Is galtonia (summer hyacinth) hardy in the UK?
Galtonia candicans (summer hyacinth) is borderline hardy in the UK. It survives outdoors in well-drained soil in sheltered positions in southern England, particularly in the south and west. In colder gardens or heavy clay soils, the bulbs are vulnerable to frost damage over winter and may need lifting in autumn and storing frost-free until spring. A generous mulch of bark or straw applied in late autumn significantly improves outdoor survival rates in marginal areas.
When should I plant galtonia bulbs?
Plant galtonia bulbs in spring from March to May, at a depth of 15 to 20 cm in well-drained, fertile soil in a sunny position. The large bulbs need to be planted deeply to protect them from frost and to anchor the tall flower stems. Galtonia flowers in late summer, from July to September, filling the border season gap between the main summer-flowering perennials and autumn plants. Space bulbs at 20 to 30 cm apart.

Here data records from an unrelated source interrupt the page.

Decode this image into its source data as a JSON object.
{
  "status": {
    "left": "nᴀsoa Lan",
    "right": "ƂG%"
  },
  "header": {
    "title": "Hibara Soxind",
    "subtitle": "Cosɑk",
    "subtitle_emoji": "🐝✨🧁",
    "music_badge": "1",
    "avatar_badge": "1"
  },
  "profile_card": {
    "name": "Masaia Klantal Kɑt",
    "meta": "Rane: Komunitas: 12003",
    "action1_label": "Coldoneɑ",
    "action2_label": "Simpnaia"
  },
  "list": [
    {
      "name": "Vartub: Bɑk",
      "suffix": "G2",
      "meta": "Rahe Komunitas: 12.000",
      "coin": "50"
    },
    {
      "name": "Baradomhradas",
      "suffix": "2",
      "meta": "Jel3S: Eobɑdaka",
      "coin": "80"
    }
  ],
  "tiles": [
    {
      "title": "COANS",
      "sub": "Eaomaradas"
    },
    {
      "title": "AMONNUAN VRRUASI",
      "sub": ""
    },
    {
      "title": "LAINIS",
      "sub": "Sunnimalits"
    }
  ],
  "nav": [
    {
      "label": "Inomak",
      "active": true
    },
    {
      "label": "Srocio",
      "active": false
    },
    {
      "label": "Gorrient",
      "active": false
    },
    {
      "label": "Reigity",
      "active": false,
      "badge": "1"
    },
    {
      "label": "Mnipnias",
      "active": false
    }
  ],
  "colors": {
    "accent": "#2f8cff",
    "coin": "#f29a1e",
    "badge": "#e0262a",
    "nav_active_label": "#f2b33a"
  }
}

Does galtonia need lifting in autumn?
Whether galtonia needs lifting in autumn depends on your garden's climate and soil. In mild areas of the south and west with free-draining soil, galtonia can remain in the ground year-round and gradually naturalises. In colder gardens, in heavy clay, or north of the Midlands, lift the bulbs in October after the leaves die back, allow to dry, and store in a cool, frost-free shed in dry compost or paper bags until April. Replant in spring when frost risk has passed.